INTRODUCTION: American Diabetes Association consensus guidelines emphasize individualized treatment in the management of type 2 diabetes mellitus (T2DM). Early glycemic response is a clinical marker that may predict longer term efficacy for individual patients and provide a clinical tool to enhance personalized treatment. This analysis evaluated whether glycemic response measured at week 12 ("early") could serve as a reliable predictor of glycemic control at weeks 24 and 52 of therapy in patients with T2DM. METHODS: We used data from 3 randomized, controlled clinical trials that evaluated patients with T2DM treated with 3 commonly prescribed glucose-lowering medications: metformin (n = 597), sulfonylurea (n = 626), and insulin glargine (n = 1046).

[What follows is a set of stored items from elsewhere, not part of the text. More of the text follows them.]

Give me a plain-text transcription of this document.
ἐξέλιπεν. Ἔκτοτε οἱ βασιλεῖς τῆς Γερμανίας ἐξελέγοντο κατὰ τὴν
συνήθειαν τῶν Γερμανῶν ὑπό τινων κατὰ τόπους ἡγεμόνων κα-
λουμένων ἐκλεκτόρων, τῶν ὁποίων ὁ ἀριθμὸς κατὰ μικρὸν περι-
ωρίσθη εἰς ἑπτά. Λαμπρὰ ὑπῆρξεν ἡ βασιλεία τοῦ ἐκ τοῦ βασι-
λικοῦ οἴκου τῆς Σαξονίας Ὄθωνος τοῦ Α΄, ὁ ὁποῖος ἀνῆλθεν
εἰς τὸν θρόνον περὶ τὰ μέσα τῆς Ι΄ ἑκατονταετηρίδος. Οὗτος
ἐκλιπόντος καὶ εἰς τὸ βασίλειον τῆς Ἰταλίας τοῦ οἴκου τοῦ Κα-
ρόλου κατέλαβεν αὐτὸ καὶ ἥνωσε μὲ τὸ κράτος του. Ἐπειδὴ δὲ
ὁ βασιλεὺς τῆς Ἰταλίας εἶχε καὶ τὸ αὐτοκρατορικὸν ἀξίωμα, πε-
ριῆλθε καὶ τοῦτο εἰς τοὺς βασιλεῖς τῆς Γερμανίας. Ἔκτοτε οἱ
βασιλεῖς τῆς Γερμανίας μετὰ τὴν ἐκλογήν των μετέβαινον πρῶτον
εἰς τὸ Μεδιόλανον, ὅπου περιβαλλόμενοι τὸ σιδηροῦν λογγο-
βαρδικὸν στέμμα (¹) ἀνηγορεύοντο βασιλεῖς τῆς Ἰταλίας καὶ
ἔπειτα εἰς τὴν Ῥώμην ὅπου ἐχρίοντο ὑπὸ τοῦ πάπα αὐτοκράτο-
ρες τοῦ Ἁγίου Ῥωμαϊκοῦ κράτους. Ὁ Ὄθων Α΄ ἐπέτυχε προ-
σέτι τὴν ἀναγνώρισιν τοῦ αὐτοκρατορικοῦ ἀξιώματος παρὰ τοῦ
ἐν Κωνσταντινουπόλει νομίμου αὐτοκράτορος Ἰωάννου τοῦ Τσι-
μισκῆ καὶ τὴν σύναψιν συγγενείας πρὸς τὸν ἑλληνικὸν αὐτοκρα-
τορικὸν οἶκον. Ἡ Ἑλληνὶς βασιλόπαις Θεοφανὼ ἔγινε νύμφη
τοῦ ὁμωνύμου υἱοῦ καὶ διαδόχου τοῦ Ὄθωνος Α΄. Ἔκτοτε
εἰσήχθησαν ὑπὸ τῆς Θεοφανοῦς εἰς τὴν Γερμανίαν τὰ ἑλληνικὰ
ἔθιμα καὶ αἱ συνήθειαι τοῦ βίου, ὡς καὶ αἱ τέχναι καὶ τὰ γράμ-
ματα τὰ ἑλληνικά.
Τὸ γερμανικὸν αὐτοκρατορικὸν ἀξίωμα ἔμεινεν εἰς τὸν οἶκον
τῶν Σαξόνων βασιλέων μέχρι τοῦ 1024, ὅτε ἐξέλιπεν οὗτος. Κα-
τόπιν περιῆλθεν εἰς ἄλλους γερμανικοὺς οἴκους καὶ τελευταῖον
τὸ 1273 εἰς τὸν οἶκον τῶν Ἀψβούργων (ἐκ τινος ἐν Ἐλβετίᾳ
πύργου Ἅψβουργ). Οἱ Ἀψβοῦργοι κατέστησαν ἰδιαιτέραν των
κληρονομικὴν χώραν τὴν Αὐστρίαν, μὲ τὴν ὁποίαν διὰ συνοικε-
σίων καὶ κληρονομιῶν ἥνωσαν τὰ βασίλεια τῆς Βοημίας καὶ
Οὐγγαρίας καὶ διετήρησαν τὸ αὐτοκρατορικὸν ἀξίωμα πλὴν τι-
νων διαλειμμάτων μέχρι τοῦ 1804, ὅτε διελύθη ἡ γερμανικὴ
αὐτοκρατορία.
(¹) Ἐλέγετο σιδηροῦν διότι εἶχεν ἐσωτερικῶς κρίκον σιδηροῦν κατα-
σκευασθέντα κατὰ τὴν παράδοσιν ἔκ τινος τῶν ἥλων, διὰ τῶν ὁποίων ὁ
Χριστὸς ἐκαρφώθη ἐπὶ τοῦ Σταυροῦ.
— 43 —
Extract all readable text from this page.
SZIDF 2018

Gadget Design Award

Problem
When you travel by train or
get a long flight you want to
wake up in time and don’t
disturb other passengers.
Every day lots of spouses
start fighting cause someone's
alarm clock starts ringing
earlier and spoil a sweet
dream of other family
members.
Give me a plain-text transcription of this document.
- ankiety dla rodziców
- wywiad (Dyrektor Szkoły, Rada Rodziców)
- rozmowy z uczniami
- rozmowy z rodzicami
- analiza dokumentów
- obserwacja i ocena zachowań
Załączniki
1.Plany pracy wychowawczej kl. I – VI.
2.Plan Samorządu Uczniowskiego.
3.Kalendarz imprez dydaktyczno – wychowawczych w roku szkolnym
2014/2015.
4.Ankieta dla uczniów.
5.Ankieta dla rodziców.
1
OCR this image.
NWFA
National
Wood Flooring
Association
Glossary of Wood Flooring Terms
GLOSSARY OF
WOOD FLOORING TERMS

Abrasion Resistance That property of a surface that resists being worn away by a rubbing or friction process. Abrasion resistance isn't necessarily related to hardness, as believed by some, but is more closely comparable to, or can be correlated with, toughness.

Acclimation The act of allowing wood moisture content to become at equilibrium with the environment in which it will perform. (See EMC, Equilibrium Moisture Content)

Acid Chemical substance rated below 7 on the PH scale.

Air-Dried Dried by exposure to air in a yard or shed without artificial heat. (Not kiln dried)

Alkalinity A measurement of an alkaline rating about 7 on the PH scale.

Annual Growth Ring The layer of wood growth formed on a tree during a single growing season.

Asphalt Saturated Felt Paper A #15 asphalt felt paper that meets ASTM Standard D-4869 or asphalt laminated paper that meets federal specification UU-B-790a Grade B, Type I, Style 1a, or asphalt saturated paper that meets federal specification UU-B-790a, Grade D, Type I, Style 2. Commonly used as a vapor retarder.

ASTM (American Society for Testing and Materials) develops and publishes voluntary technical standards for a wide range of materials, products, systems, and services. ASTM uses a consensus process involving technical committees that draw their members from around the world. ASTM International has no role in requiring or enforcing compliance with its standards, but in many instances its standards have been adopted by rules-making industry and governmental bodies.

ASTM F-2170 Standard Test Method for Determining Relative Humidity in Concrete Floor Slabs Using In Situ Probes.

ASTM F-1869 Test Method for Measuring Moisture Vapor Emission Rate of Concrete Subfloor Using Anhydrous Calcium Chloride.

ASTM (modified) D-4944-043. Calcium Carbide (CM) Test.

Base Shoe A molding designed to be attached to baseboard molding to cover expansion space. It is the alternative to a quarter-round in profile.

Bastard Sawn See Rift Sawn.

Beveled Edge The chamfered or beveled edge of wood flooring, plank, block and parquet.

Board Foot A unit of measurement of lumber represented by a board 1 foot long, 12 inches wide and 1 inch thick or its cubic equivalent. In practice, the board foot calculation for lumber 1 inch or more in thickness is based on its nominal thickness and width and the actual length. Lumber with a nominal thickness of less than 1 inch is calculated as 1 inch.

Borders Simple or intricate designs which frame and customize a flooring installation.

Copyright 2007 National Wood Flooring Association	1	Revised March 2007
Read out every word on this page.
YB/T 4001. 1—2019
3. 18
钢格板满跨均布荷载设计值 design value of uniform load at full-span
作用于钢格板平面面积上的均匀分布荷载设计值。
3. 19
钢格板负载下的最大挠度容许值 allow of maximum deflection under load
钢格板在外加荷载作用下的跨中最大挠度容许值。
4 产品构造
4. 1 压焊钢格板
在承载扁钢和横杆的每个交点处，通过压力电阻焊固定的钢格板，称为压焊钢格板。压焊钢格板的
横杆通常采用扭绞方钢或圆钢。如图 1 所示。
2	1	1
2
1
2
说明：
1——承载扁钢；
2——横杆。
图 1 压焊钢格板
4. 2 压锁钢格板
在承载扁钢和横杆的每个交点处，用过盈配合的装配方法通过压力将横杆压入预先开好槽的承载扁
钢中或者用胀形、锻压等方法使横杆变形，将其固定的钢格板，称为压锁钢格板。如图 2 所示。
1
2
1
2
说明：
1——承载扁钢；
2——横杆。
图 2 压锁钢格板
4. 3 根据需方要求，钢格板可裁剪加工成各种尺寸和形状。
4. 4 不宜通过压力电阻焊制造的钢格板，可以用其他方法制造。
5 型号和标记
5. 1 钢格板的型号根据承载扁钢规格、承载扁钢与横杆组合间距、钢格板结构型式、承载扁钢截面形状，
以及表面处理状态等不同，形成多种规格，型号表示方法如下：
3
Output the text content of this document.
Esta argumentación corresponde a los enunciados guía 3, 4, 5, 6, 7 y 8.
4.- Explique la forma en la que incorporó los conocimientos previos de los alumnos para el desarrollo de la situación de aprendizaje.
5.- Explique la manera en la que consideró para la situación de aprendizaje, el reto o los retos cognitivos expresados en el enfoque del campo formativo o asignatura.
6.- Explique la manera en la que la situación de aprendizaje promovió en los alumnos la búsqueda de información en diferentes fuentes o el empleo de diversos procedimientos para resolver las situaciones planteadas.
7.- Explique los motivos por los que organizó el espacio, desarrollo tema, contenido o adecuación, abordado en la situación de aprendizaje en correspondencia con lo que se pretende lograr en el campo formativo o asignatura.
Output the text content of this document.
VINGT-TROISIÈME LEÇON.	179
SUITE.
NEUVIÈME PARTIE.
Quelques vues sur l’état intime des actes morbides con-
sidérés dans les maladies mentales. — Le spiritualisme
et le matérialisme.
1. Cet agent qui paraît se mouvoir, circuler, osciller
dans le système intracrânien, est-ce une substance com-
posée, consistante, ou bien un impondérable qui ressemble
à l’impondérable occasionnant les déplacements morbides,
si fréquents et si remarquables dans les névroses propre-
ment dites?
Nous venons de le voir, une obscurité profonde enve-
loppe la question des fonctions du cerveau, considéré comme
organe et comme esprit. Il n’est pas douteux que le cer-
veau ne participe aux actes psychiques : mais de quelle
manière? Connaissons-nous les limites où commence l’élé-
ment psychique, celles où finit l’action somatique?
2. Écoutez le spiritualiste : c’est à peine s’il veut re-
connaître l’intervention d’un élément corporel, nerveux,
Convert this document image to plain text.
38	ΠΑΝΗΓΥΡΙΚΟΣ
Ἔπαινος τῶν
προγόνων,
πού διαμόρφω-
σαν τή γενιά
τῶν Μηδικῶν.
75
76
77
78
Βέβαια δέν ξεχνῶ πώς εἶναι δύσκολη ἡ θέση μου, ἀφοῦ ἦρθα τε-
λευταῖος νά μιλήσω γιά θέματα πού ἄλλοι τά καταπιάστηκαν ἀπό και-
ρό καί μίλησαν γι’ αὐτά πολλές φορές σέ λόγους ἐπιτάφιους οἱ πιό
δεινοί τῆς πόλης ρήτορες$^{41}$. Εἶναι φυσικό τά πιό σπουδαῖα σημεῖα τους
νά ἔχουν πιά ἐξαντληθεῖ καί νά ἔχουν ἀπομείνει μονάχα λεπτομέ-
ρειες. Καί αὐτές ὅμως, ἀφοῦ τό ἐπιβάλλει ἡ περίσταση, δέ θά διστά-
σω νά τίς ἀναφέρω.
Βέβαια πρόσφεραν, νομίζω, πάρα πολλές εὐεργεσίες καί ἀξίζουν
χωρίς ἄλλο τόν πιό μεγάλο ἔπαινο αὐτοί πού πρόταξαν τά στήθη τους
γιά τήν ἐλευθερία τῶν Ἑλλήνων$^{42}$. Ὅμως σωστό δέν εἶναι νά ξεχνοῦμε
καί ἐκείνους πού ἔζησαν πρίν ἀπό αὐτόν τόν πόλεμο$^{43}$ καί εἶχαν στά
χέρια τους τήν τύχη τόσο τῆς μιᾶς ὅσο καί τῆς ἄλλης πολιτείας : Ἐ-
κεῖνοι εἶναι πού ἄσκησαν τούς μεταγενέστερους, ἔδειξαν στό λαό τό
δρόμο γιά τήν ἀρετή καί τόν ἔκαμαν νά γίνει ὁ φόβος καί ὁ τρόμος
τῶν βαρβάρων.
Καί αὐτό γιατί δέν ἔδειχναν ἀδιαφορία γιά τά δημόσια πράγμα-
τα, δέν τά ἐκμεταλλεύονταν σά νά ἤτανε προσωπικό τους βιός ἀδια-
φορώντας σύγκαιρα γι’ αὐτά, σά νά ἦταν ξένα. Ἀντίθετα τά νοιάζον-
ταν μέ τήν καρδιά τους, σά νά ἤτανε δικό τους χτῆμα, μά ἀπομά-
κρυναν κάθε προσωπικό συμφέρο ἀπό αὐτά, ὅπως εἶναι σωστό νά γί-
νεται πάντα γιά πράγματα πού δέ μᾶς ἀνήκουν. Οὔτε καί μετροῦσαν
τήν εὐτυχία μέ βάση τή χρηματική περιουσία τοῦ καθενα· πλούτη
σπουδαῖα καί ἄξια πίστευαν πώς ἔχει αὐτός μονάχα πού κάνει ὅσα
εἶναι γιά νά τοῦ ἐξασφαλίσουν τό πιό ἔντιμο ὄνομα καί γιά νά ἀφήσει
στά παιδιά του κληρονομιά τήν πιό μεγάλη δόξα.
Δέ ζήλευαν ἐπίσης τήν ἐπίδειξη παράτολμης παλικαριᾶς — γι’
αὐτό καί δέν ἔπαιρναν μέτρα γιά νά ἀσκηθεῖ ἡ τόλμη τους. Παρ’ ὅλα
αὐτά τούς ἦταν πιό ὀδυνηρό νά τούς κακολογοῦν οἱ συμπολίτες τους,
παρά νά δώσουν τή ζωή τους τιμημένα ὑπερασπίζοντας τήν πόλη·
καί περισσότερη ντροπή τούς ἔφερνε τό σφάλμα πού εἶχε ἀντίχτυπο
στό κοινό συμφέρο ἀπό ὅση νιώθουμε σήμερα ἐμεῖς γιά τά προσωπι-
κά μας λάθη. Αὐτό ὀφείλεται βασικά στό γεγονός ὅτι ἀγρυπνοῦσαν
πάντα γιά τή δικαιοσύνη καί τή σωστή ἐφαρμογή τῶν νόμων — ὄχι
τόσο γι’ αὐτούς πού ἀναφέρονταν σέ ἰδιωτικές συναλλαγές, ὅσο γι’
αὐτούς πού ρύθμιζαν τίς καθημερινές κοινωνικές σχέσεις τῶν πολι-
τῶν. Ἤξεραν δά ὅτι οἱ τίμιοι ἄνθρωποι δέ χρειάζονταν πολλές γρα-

The gradient boosting method was used to identify predictors of subsequent response; predictive accuracy was represented by sensitivity, specificity, positive predictive value (PPV), and negative predictive value (NPV). Treatment success at weeks 24 and 52 was assessed for each patient and defined as achieving a glycated hemoglobin (HbA1c) level of <7.0% or a reduction from baseline of ≥1.0%. RESULTS: The predictive parameters (sensitivity, specificity, PPV, and NPV) for improvements in HbA1c at week 24 for metformin were 0.83, 0.81, 0.44, and 0.96; for sulfonylurea, 0.79, 0.94, 0.71, and 0.96; and for insulin glargine, 0.67, 0.89, 0.65, and 0.90. The predictive parameters for improvements in HbA1c at week 52 for metformin were 0.73, 0.84, 0.56, and 0.92 and for sulfonylurea, 0.45, 0.94, 0.74, and 0.82. CONCLUSION: High predictive values identified in this analysis support "early" response as an appropriate tool for predicting treatment success at weeks 24 and 52. The high NPV (lack of early glycemic response) appears to be an effective indicator of the likely need for change in (or intensification of) therapy. These data support the current guideline recommendations that clinicians evaluate therapeutic responses to pharmacologic interventions with metformin, sulfonylureas, or insulin glargine as early as week 12.